Notre accompagnateur ? Dévoué, compétent, mais… bavard, ayant parfois tendance à se perdre dans des digressions historiques difficiles à suivre ; il faut dire que, quand Charles de Bourbon, Charles des Deux-Siciles, Charles V de Sicile, Charles VII de Naples et Charles III d’Espagne sont le même personnage, au fil des années, il y a de quoi y perdre son napolitain.

Tourisme

Il y eut tant de temps forts qu’il est difficile de faire un choix. Dès le premier jour, la Chartreuse de San Martino, au-dessus de Naples, nous donne un aperçu de la diversité du patrimoine campanien : église à l’incroyable décor baroque, avec des assemblages de marbre, si raffinés qu’on est presque gêné de marcher dessus ; cloître et son décor de têtes de mort qui rappelaient aux bons Chartreux leurs fins dernières ; musée des crèches napolitaines, avec leurs centaines d’animaux et de petits personnages richement habillés, à tel point qu’on a du mal à retrouver l’enfant Jésus perdu entre les rois mages et leurs dromadaires… et puis, des terrasses, quelle vue sur la baie de Naples !

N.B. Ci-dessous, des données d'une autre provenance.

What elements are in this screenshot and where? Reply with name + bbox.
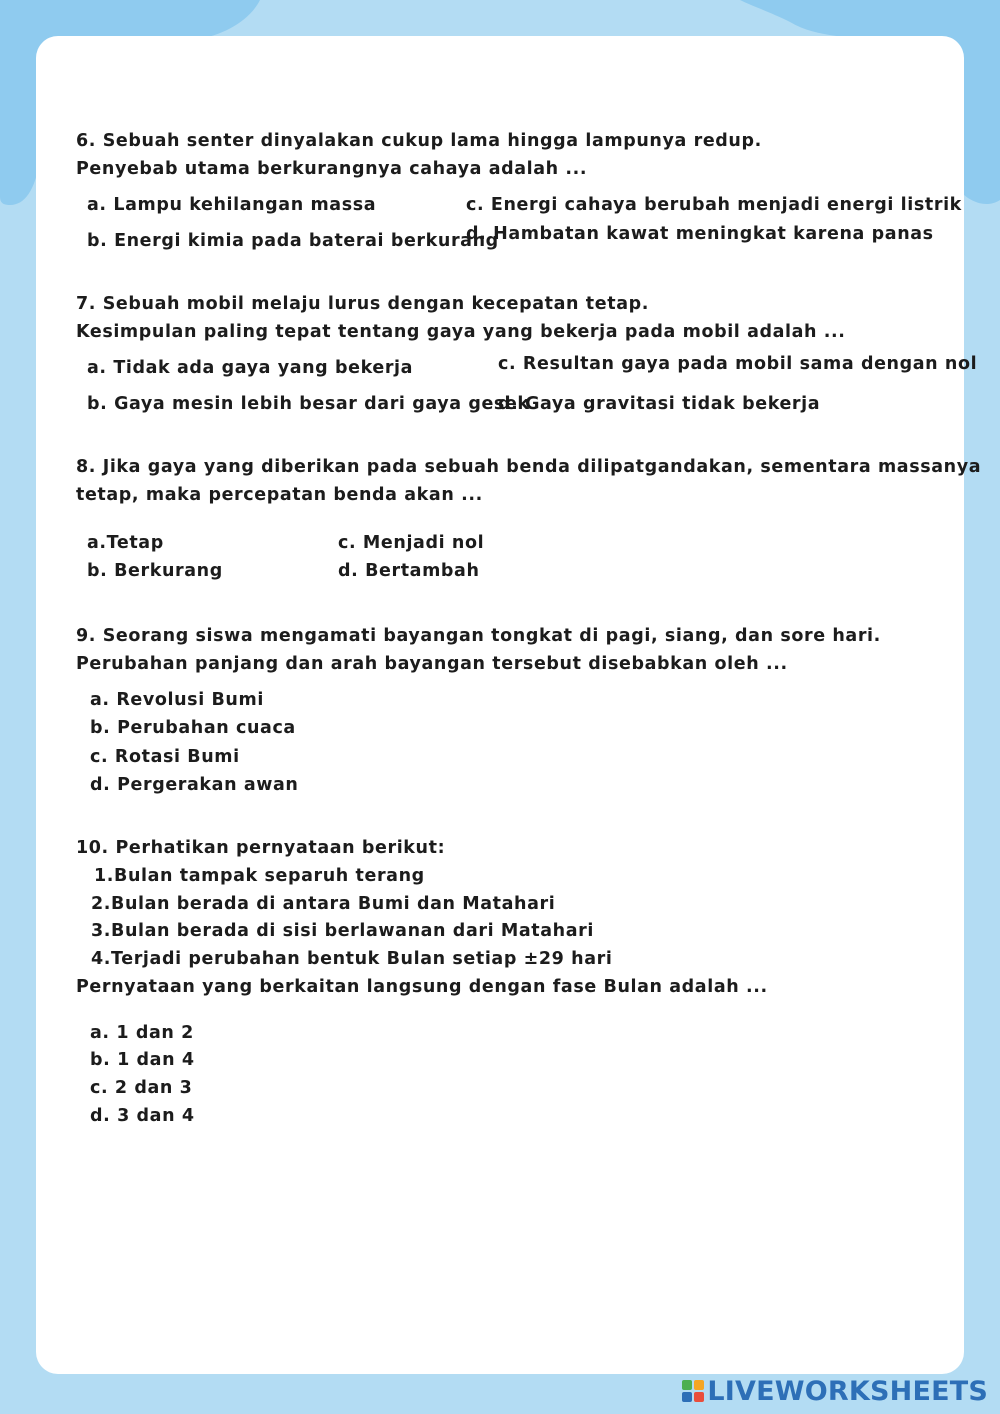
q7-option-a[interactable]: a. Tidak ada gaya yang bekerja bbox=[87, 358, 414, 378]
q8-option-b[interactable]: b. Berkurang bbox=[87, 561, 223, 581]
q7-stem-line2: Kesimpulan paling tepat tentang gaya yang bekerja pada mobil adalah ... bbox=[76, 322, 846, 342]
q10-statement-1: 1.Bulan tampak separuh terang bbox=[94, 866, 425, 886]
q10-statement-2: 2.Bulan berada di antara Bumi dan Matahari bbox=[91, 894, 556, 914]
q9-option-a[interactable]: a. Revolusi Bumi bbox=[90, 690, 264, 710]
q9-stem-line1: 9. Seorang siswa mengamati bayangan tongkat di pagi, siang, dan sore hari. bbox=[76, 626, 881, 646]
q9-option-b[interactable]: b. Perubahan cuaca bbox=[90, 718, 296, 738]
q6-stem-line1: 6. Sebuah senter dinyalakan cukup lama hingga lampunya redup. bbox=[76, 131, 762, 151]
liveworksheets-logo[interactable] bbox=[682, 1375, 988, 1407]
q10-option-c[interactable]: c. 2 dan 3 bbox=[90, 1078, 193, 1098]
q10-option-a[interactable]: a. 1 dan 2 bbox=[90, 1023, 194, 1043]
q10-statement-4: 4.Terjadi perubahan bentuk Bulan setiap ±29 hari bbox=[91, 949, 613, 969]
q8-option-a[interactable]: a.Tetap bbox=[87, 533, 164, 553]
liveworksheets-icon bbox=[682, 1380, 704, 1402]
q7-option-b[interactable]: b. Gaya mesin lebih besar dari gaya gesek bbox=[87, 394, 530, 414]
q6-option-a[interactable]: a. Lampu kehilangan massa bbox=[87, 195, 377, 215]
q9-option-d[interactable]: d. Pergerakan awan bbox=[90, 775, 299, 795]
q8-stem-line2: tetap, maka percepatan benda akan ... bbox=[76, 485, 483, 505]
q10-option-d[interactable]: d. 3 dan 4 bbox=[90, 1106, 195, 1126]
q7-option-c[interactable]: c. Resultan gaya pada mobil sama dengan nol bbox=[498, 354, 978, 374]
q10-stem-line1: 10. Perhatikan pernyataan berikut: bbox=[76, 838, 446, 858]
q7-stem-line1: 7. Sebuah mobil melaju lurus dengan kecepatan tetap. bbox=[76, 294, 649, 314]
q8-option-c[interactable]: c. Menjadi nol bbox=[338, 533, 485, 553]
q9-stem-line2: Perubahan panjang dan arah bayangan tersebut disebabkan oleh ... bbox=[76, 654, 788, 674]
q9-option-c[interactable]: c. Rotasi Bumi bbox=[90, 747, 240, 767]
q6-option-d[interactable]: d. Hambatan kawat meningkat karena panas bbox=[466, 224, 934, 244]
q8-option-d[interactable]: d. Bertambah bbox=[338, 561, 480, 581]
q10-statement-3: 3.Bulan berada di sisi berlawanan dari Matahari bbox=[91, 921, 594, 941]
q10-option-b[interactable]: b. 1 dan 4 bbox=[90, 1050, 195, 1070]
q6-option-b[interactable]: b. Energi kimia pada baterai berkurang bbox=[87, 231, 499, 251]
q10-stem-line2: Pernyataan yang berkaitan langsung dengan fase Bulan adalah ... bbox=[76, 977, 768, 997]
q6-option-c[interactable]: c. Energi cahaya berubah menjadi energi listrik bbox=[466, 195, 962, 215]
q7-option-d[interactable]: d. Gaya gravitasi tidak bekerja bbox=[498, 394, 821, 414]
q8-stem-line1: 8. Jika gaya yang diberikan pada sebuah benda dilipatgandakan, sementara massanya bbox=[76, 457, 982, 477]
q6-stem-line2: Penyebab utama berkurangnya cahaya adalah ... bbox=[76, 159, 588, 179]
brand-name: LIVEWORKSHEETS bbox=[707, 1375, 988, 1407]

La Chartreuse de San Martino domine la baie de Naples

À Naples encore, passionnante après-midi au musée archéologique, même si on est bien loin d’en avoir épuisé les ressources. Une partie du fonds de ce musée a été apportée de Rome par une épouse du monarque, née Farnèse ; même si cette collection est très belle, nous sommes plus touchés par ce que l’on ne peut voir ailleurs : les objets ramenés d’Herculanum et Pompéi. Plusieurs salles sont consacrées à la Villa dei Papiri d’Herculanum : quel patricien, quel esthète avait donc rassemblé une telle collection de bronzes éblouissants… Et puis, il y a ces mosaïques, qui nous touchent par leur proximité : animaux domestiques pris dans leurs attitudes familières, et ces couples dont la coiffure, le maquillage, le vêtement simple apparaissent si actuels que nous avons l’impression, comme devant les portraits du Fayoum, de rencontrer des contemporains.

Que d’églises dans le vieux quartier. Toutes anciennes, gothiques, à l’origine, puis restaurées au gré des changements de monarques… et des tremblements de terre, jusqu’au XVIIIe siècle, qui les a « embaroquées », leur donnant un petit caractère hétéroclite plutôt sympathique.

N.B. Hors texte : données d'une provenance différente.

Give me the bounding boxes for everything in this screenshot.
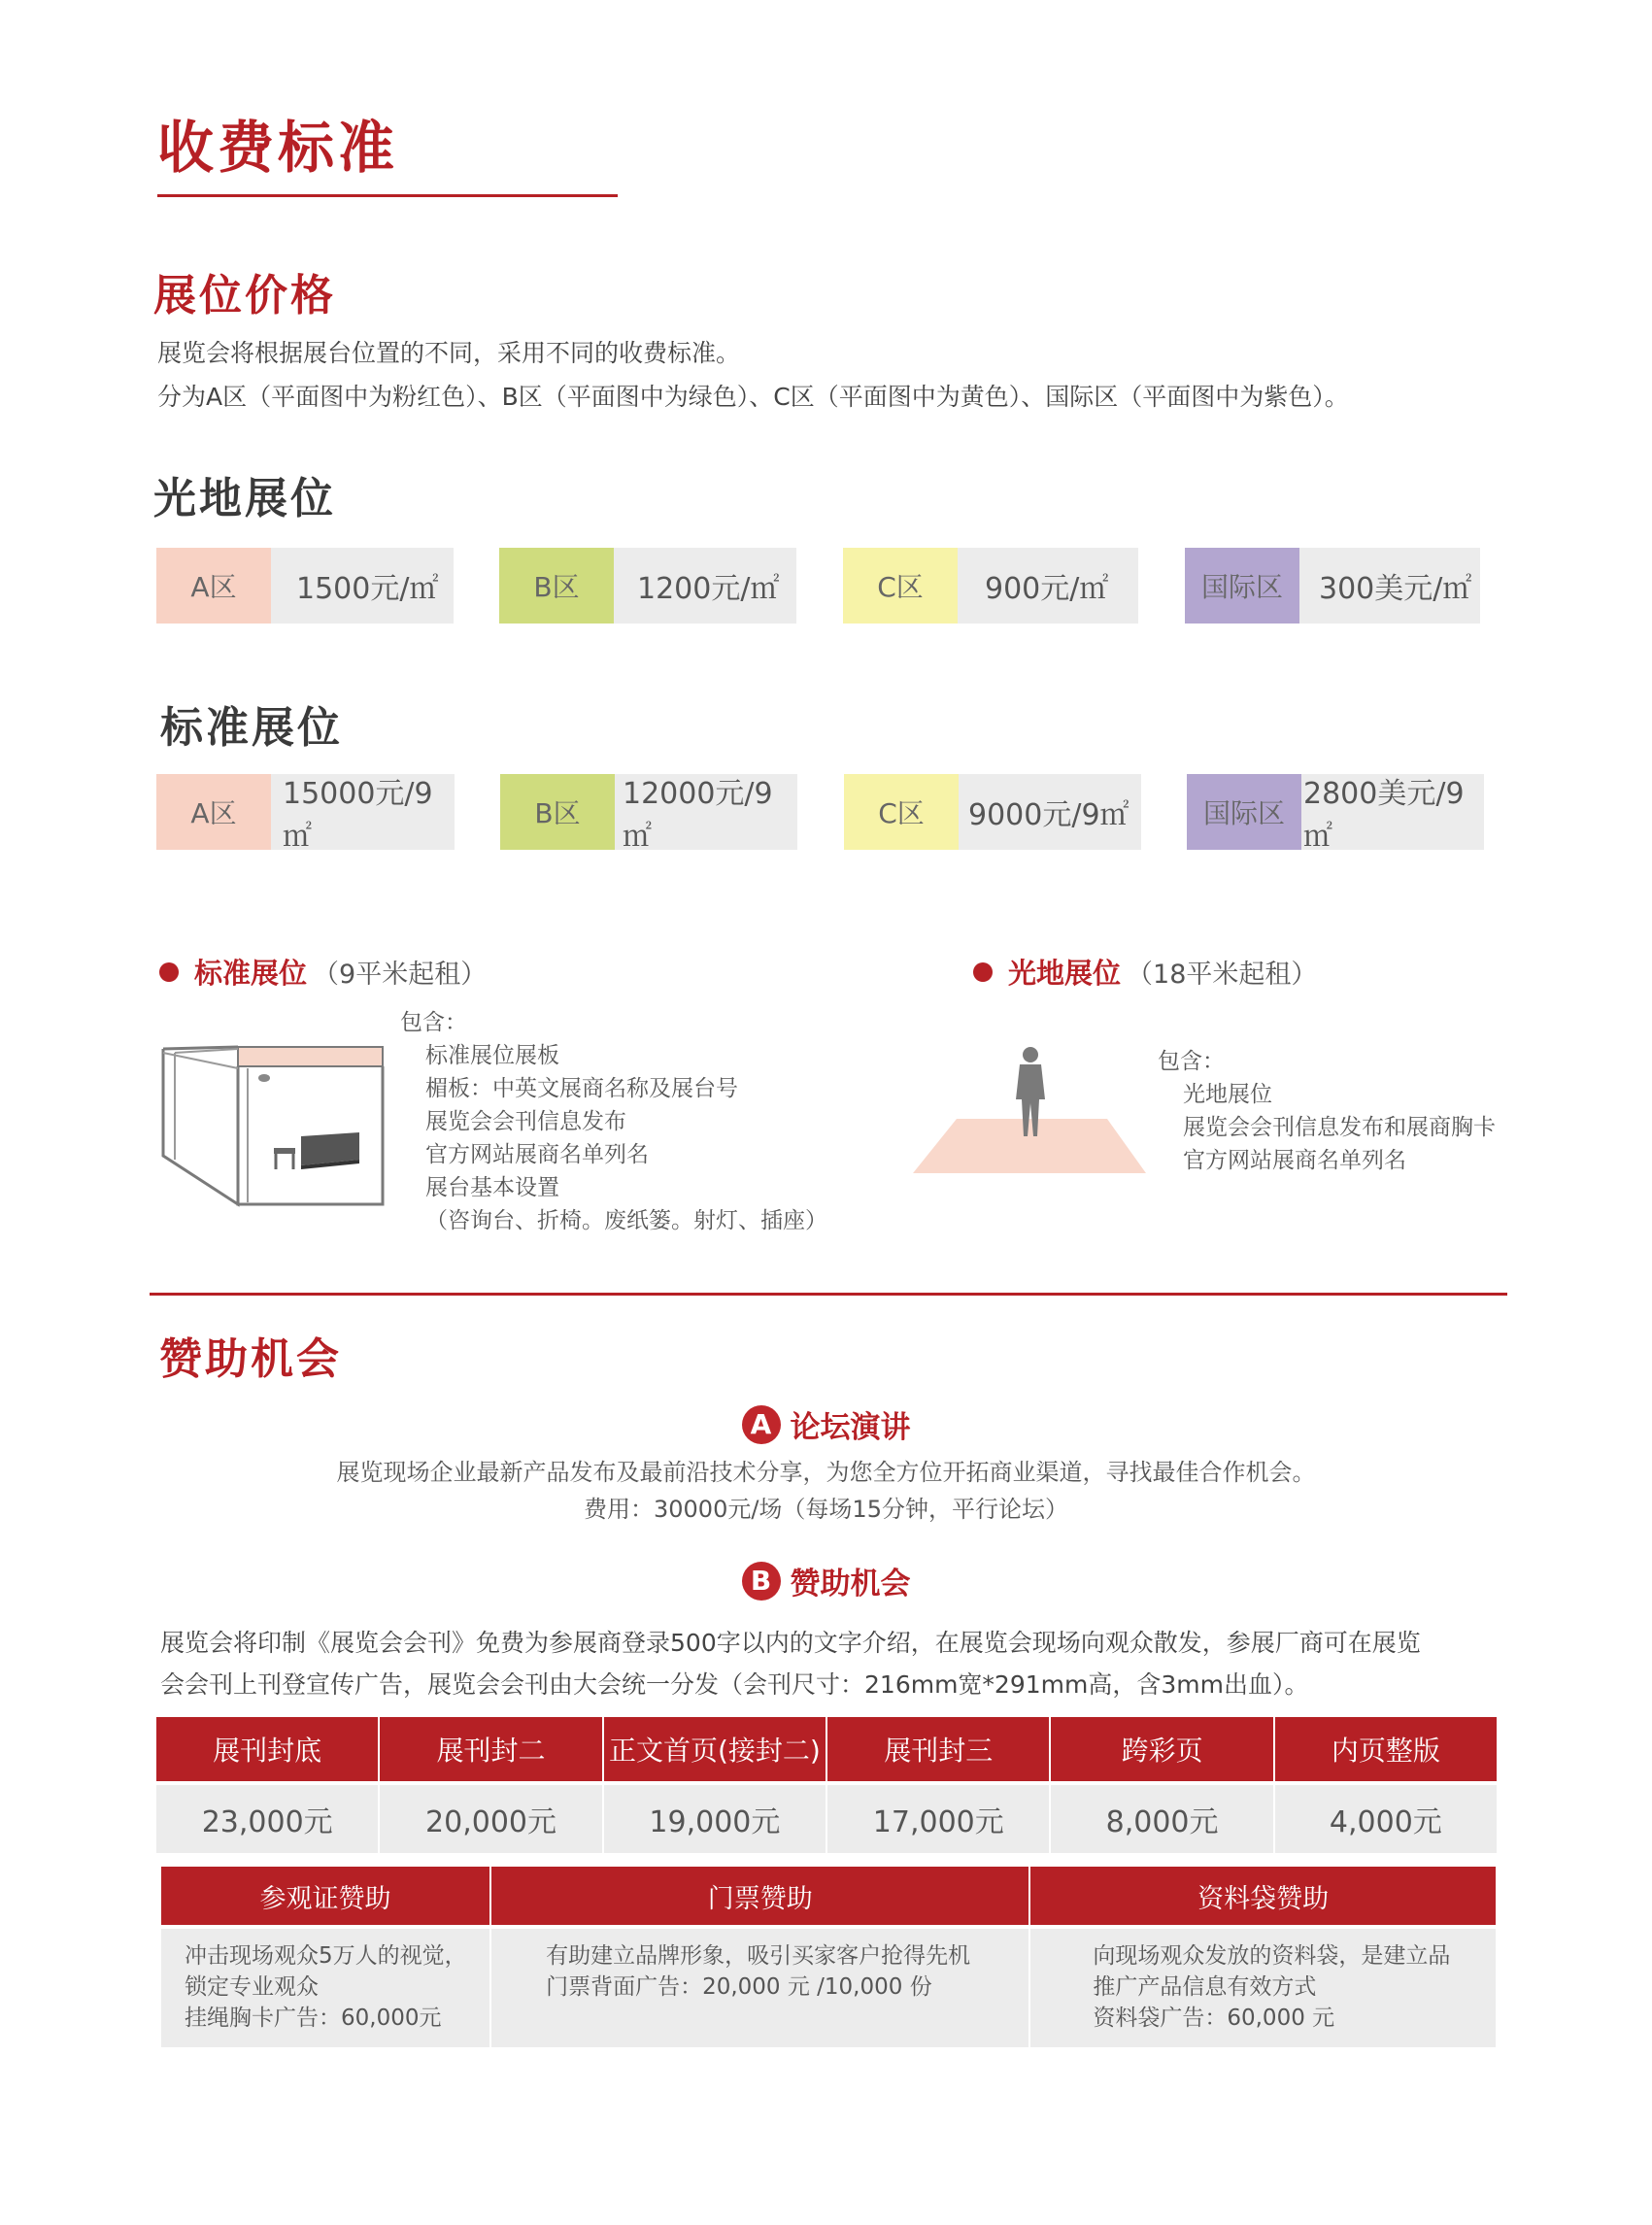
raw-space-illustration <box>913 1039 1146 1175</box>
ad-header: 跨彩页 <box>1050 1717 1273 1783</box>
bullet-icon <box>159 962 179 982</box>
price-value: 1200元/㎡ <box>614 548 796 624</box>
sponsor-heading: 赞助机会 <box>159 1334 342 1384</box>
ad-header: 展刊封三 <box>826 1717 1050 1783</box>
sponsor-header: 参观证赞助 <box>161 1867 490 1927</box>
opportunity-heading <box>742 1559 911 1602</box>
ad-value: 17,000元 <box>826 1783 1050 1853</box>
zone-label: A区 <box>156 774 271 850</box>
opportunity-line-2: 会会刊上刊登宣传广告，展览会会刊由大会统一分发（会刊尺寸：216mm宽*291mm高，含3mm出血）。 <box>160 1670 1309 1699</box>
forum-line-2: 费用：30000元/场（每场15分钟，平行论坛） <box>584 1496 1068 1523</box>
raw-price-intl <box>1185 548 1480 624</box>
include-item: 标准展位展板 <box>425 1043 559 1068</box>
opportunity-line-1: 展览会将印制《展览会会刊》免费为参展商登录500字以内的文字介绍，在展览会现场向观众散发，参展厂商可在展览 <box>160 1629 1421 1657</box>
raw-price-a <box>156 548 454 624</box>
forum-title: 论坛演讲 <box>790 1410 911 1445</box>
price-value: 2800美元/9㎡ <box>1301 774 1484 850</box>
forum-line-1: 展览现场企业最新产品发布及最前沿技术分享，为您全方位开拓商业渠道，寻找最佳合作机会。 <box>336 1459 1316 1486</box>
raw-detail-title: 光地展位 <box>1008 957 1122 990</box>
sponsor-cell <box>490 1927 1029 2047</box>
include-item: （咨询台、折椅。废纸篓。射灯、插座） <box>425 1208 827 1233</box>
ad-value: 19,000元 <box>603 1783 826 1853</box>
sponsor-package-table <box>161 1867 1496 2047</box>
zone-label: 国际区 <box>1187 774 1301 850</box>
sponsor-cell <box>161 1927 490 2047</box>
sponsor-cell-text: 有助建立品牌形象，吸引买家客户抢得先机 门票背面广告：20,000 元 /10,000 份 <box>546 1943 971 2000</box>
include-item: 展览会会刊信息发布和展商胸卡 <box>1183 1115 1496 1140</box>
sponsor-cell <box>1029 1927 1496 2047</box>
std-price-b <box>500 774 797 854</box>
ad-value: 20,000元 <box>379 1783 602 1853</box>
include-item: 官方网站展商名单列名 <box>1183 1148 1406 1173</box>
price-value: 12000元/9㎡ <box>615 774 797 850</box>
ad-value: 23,000元 <box>156 1783 379 1853</box>
include-item: 楣板：中英文展商名称及展台号 <box>425 1076 738 1101</box>
include-item: 光地展位 <box>1183 1082 1272 1107</box>
forum-heading <box>742 1402 911 1446</box>
ad-header: 展刊封二 <box>379 1717 602 1783</box>
standard-detail-title: 标准展位 <box>194 957 308 990</box>
raw-price-b <box>499 548 796 624</box>
std-price-intl <box>1187 774 1484 854</box>
table-row <box>161 1927 1496 2047</box>
booth-price-heading: 展位价格 <box>153 271 336 320</box>
zone-label: C区 <box>843 548 958 624</box>
page-title: 收费标准 <box>157 115 399 181</box>
include-item: 展览会会刊信息发布 <box>425 1109 626 1134</box>
include-label: 包含： <box>400 1010 467 1035</box>
forum-heading-row <box>0 1402 1652 1446</box>
raw-detail-heading <box>973 952 1317 992</box>
ad-header: 正文首页(接封二) <box>603 1717 826 1783</box>
zone-label: B区 <box>500 774 615 850</box>
standard-booth-illustration <box>155 1039 388 1209</box>
zone-label: C区 <box>844 774 959 850</box>
price-value: 300美元/㎡ <box>1299 548 1480 624</box>
include-item: 展台基本设置 <box>425 1175 559 1200</box>
ad-value: 4,000元 <box>1274 1783 1497 1853</box>
opportunity-heading-row <box>0 1559 1652 1602</box>
include-item: 官方网站展商名单列名 <box>425 1142 649 1167</box>
price-value: 9000元/9㎡ <box>959 774 1141 850</box>
standard-detail-note: （9平米起租） <box>313 960 488 990</box>
table-row <box>156 1783 1497 1853</box>
badge-b-icon: B <box>742 1562 781 1601</box>
ad-header: 展刊封底 <box>156 1717 379 1783</box>
sponsor-cell-text: 冲击现场观众5万人的视觉， 锁定专业观众 挂绳胸卡广告：60,000元 <box>185 1943 467 2031</box>
zone-label: B区 <box>499 548 614 624</box>
include-label: 包含： <box>1158 1049 1225 1074</box>
sponsor-cell-text: 向现场观众发放的资料袋，是建立品 推广产品信息有效方式 资料袋广告：60,000 元 <box>1093 1943 1451 2031</box>
bullet-icon <box>973 962 993 982</box>
price-value: 1500元/㎡ <box>271 548 454 624</box>
standard-booth-heading: 标准展位 <box>160 703 343 753</box>
raw-detail-note: （18平米起租） <box>1127 960 1318 990</box>
raw-price-c <box>843 548 1138 624</box>
opportunity-title: 赞助机会 <box>790 1567 911 1601</box>
std-price-c <box>844 774 1141 850</box>
price-value: 900元/㎡ <box>958 548 1138 624</box>
raw-include-list <box>1158 1045 1496 1177</box>
section-divider <box>150 1293 1507 1296</box>
booth-price-desc-2: 分为A区（平面图中为粉红色）、B区（平面图中为绿色）、C区（平面图中为黄色）、国际区（平面图中为紫色）。 <box>157 383 1349 411</box>
ad-value: 8,000元 <box>1050 1783 1273 1853</box>
std-price-a <box>156 774 455 854</box>
ad-price-table <box>156 1717 1497 1853</box>
zone-label: A区 <box>156 548 271 624</box>
sponsor-header: 门票赞助 <box>490 1867 1029 1927</box>
title-underline <box>157 194 618 197</box>
standard-include-list <box>400 1006 827 1237</box>
booth-price-desc-1: 展览会将根据展台位置的不同，采用不同的收费标准。 <box>157 339 741 367</box>
sponsor-header: 资料袋赞助 <box>1029 1867 1496 1927</box>
price-value: 15000元/9㎡ <box>271 774 455 850</box>
ad-header: 内页整版 <box>1274 1717 1497 1783</box>
badge-a-icon: A <box>742 1405 781 1444</box>
raw-space-heading: 光地展位 <box>153 474 336 523</box>
standard-detail-heading <box>159 952 487 992</box>
zone-label: 国际区 <box>1185 548 1299 624</box>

Il faut réserver une place spéciale à l’incroyable Musée Chapelle Sansevero. Nulle part ailleurs, que ce soit en Italie ou en Autriche, le délire baroque n’a atteint de tels sommets. Conçue par Raimondo de Sangro, vers 1750, pour honorer ses ancêtres, la chapelle est ornée de somptueuses statues des Vertus, sous la forme de dames à peine voilées de tissus translucides qui convertiraient certainement plus d’un mécréant. Cette maîtrise dans la sculpture des tissus culmine avec le magnifique Christ voilé de Giuseppe Sanmartino, au centre de la chapelle ; en tournant autour, chaque point de vue apporte une nouvelle merveille, comme ce voile à demi aspiré par une bouche à la recherche du dernier souffle. Sangro était aussi un maçon, un érudit et un inventeur. Dans la crypte, deux écorchés exhibent leur système circulatoire, comme si l’on avait injecté, dans les vaisseaux, un liquide coloré qui aurait polymérisé. Comment cela a-t-il été obtenu ? On ne le sait pas.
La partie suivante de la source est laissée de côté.